Ela também representou a consolidação de uma Jurisprudência da Destruição que já vinha de antes, partidária e sabotadora, com a sucessiva paralisação, por centenas de vezes, de dezenas de grandes obras de infraestrutura e de projetos estratégicos de governos petistas, nos últimos anos, como as hidrelétricas de Jirau e Belo Monte, a Refinaria Abreu e Lima e a Transposição do São Francisco, por exemplo, que tiveram entre outras consequências diretas um extraordinário aumento no preço das obras hoje atribuído quase que exclusivamente a supostos casos de corrupção.

E se apoiou no descrédito da democracia, por meio da manipulação da opinião pública, estratégia essa que é a cabeça de ponte de um movimento que pretende, de fato, diminuir o poder de representantes eleitos, para entregá-lo a um estrato privilegiado de funcionários concursados que se vêem como impolutos Cavaleiros da Justiça, e que consideram, temerariamente, que devem tutelar a República, por meio de sucessivas manobras políticas, quando  não têm um reles voto  e  estão proibidos, por lei, de meter-se nesse contexto.

Se houvesse um mínimo de respeito à Constituição,  o Movimento das 10 Medidas Contra a Corrupção teria sido coibido dede o início.

Juízes, procuradores, desembargadores,  devem fazer cumprir as leis e não criar movimentos de massa, slogans e marcas e sair colhendo assinaturas  para reformulá-las partidariamente - mesmo que não se trate de partido legalmente constituído - em seu próprio benefício profissional ou pessoal.

A não ser que queiram abandonar suas togas e seus  confortáveis gabinetes e se candidatar ao Legislativo, disputando, no próximo pleito, com os deputados e senadores aos quais pretendem dar lições éticas, o voto e a preferência do eleitorado.

Se não fosse assim, os constituintes de 1988 teriam lhes franqueado o acesso à atividade política, quando o que fizeram, explicitamente, foi exatamente o contrário, como ocorre, aliás, na maioria dos países do mundo.

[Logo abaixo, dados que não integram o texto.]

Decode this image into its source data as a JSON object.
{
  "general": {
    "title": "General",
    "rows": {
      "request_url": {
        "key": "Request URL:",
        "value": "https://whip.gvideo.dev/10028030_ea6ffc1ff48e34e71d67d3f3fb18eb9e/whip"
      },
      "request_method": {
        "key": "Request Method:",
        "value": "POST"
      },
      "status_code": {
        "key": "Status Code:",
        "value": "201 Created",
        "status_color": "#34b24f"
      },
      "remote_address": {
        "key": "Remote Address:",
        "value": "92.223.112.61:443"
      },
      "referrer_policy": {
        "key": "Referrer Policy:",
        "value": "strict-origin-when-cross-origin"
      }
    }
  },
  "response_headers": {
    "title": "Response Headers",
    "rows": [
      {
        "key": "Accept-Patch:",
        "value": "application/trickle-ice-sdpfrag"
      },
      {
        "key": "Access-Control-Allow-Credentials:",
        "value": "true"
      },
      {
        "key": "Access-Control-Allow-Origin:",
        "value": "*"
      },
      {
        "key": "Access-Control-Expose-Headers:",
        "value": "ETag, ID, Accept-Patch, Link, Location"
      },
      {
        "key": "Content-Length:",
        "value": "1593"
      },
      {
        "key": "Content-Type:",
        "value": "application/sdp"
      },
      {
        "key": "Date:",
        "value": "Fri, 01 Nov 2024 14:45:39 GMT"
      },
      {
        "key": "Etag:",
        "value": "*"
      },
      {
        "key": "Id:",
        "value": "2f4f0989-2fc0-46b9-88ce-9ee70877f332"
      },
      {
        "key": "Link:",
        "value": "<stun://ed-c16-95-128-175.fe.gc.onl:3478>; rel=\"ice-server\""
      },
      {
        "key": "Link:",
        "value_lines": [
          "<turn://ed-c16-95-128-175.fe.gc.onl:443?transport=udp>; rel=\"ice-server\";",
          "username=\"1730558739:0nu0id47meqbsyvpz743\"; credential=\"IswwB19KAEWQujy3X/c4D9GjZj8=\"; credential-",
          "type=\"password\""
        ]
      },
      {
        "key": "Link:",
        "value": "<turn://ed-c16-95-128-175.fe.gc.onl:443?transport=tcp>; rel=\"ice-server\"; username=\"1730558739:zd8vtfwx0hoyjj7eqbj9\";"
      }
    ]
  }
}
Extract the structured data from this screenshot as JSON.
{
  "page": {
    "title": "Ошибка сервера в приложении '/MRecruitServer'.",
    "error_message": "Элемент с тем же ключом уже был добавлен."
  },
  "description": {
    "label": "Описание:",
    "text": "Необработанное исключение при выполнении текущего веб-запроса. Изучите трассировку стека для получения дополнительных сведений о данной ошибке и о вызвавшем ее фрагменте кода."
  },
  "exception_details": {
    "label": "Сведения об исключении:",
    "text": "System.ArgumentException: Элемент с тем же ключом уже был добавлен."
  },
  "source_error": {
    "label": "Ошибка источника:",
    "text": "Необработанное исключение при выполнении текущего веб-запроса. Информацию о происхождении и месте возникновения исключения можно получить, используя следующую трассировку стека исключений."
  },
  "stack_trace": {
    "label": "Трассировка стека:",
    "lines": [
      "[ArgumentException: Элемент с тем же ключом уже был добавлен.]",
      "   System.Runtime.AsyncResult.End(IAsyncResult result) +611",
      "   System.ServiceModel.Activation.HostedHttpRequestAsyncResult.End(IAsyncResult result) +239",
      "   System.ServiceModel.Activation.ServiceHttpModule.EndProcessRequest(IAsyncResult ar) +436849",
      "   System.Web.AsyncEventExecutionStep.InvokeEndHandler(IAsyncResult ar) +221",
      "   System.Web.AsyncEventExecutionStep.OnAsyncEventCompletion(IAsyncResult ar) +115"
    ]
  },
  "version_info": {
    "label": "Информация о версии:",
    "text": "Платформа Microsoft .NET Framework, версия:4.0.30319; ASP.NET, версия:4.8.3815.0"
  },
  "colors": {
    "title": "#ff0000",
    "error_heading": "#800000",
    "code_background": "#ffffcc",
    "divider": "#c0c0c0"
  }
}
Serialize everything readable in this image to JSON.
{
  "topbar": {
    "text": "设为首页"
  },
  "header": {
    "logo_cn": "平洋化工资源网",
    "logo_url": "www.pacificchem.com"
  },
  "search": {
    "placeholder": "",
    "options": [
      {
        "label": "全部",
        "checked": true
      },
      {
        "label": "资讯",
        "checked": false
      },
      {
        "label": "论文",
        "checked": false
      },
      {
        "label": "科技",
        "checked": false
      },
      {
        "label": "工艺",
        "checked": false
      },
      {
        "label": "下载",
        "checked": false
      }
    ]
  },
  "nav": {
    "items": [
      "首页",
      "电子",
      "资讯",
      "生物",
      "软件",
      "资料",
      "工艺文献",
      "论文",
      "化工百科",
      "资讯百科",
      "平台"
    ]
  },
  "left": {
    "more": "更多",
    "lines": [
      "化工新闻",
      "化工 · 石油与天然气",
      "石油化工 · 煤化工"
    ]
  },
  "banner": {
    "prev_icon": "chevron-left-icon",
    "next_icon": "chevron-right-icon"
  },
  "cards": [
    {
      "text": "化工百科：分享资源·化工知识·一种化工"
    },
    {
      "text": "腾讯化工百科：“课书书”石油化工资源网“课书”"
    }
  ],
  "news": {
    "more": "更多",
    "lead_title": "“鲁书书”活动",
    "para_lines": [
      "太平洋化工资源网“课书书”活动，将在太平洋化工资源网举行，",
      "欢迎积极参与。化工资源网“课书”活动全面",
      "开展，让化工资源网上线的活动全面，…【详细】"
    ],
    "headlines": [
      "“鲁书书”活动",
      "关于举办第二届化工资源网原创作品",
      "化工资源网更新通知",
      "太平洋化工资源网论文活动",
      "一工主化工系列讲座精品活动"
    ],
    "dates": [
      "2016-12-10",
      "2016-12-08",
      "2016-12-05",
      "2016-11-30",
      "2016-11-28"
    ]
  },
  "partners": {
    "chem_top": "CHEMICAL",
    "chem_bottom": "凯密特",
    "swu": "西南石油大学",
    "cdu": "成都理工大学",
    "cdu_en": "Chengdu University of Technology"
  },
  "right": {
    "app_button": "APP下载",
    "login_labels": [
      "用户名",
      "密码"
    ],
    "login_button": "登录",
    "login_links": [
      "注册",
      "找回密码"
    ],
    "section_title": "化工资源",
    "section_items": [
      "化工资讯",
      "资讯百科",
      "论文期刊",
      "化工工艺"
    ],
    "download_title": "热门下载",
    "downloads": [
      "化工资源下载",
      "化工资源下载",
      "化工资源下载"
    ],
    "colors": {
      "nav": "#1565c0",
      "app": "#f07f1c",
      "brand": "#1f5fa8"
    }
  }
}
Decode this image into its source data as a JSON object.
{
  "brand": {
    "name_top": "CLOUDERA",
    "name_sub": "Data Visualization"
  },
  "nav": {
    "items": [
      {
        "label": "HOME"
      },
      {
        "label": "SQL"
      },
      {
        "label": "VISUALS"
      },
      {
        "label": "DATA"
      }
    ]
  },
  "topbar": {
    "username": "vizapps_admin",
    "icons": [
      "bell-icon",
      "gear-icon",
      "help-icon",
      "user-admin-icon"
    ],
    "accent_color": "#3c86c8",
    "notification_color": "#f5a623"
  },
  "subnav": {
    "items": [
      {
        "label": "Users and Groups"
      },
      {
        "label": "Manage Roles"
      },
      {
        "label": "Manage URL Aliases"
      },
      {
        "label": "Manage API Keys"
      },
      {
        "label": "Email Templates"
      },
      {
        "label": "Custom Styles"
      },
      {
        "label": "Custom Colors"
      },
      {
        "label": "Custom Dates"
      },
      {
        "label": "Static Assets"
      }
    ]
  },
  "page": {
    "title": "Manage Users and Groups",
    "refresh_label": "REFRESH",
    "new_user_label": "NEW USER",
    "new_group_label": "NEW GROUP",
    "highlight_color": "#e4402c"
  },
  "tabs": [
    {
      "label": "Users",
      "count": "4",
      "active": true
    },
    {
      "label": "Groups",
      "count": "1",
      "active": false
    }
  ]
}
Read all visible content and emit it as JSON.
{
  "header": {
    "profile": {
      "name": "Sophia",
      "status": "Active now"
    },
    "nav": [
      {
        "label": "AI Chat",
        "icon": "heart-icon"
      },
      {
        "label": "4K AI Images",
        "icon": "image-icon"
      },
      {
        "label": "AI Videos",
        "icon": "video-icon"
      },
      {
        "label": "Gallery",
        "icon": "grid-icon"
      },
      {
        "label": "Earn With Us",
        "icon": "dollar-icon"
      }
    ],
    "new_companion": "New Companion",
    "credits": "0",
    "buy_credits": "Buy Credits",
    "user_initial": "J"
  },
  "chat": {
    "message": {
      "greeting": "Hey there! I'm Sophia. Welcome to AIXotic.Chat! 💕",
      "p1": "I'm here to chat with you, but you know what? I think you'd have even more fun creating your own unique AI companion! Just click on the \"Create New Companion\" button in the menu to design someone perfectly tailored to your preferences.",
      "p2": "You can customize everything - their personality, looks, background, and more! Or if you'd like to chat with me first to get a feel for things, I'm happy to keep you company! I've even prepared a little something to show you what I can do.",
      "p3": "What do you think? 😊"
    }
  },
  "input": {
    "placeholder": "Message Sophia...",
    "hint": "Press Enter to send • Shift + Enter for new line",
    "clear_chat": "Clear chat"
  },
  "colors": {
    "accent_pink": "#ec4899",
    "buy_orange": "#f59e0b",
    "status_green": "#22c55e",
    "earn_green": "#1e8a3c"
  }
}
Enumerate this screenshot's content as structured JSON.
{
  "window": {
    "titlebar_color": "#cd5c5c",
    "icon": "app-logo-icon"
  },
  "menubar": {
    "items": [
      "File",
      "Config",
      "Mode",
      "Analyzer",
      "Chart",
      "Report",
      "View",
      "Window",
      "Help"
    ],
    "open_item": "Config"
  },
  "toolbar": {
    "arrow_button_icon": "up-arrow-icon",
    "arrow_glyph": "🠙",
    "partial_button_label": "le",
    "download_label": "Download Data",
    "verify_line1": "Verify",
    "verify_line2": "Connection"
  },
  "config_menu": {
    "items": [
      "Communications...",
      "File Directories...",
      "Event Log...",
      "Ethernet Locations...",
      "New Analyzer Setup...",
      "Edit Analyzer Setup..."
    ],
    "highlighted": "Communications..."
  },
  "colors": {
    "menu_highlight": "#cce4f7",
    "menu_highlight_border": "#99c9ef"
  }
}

Já imaginaram se as Forças Armadas fizessem um movimento em defesa de seus próprios interesses e do aumento de quinhão de poder, de facto, no conjunto da sociedade brasileira, através de um conjunto de “10 Medidas Pró-defesa”, com soldados da Marinha, do Exército, da Aeronáutica, colhendo assinaturas em bares e restaurantes?

Ou os bombeiros, ou os médicos, ou os fiscais, não interessando qual fosse o motivo, até mesmo porque de discursos demagógicos e de “boas” intenções o inferno está cheio?

Poderíamos, tranquilamente, fechar o Congresso, as Assembleias Legislativas e Câmaras Municipais, e mudar o nome deste país para República Corporativista Brasileira.  

É por isso que, tanto do ponto de vista político, quanto do jurídico, os magistrados e procuradores brasileiros deveriam evitar o perigoso caminho - que estão trilhando com a cumplicidade de parte da mídia, que tambe´m aposta na judicialização e na criminalização da política e no enfraquecimento da Democracia - de tentar aumentar de forma incessante o seu poder, o seu ego e sua arrogância, no trato com a população de modo geral e, especificamente, com outras instituições da República.

Uma auditoria do Tribunal Superior do Trabalho acaba de constatar que todos os tribunais regionais descumpriram normas legais em relação a férias de juízes e desembargadores entre 2010 e 2014.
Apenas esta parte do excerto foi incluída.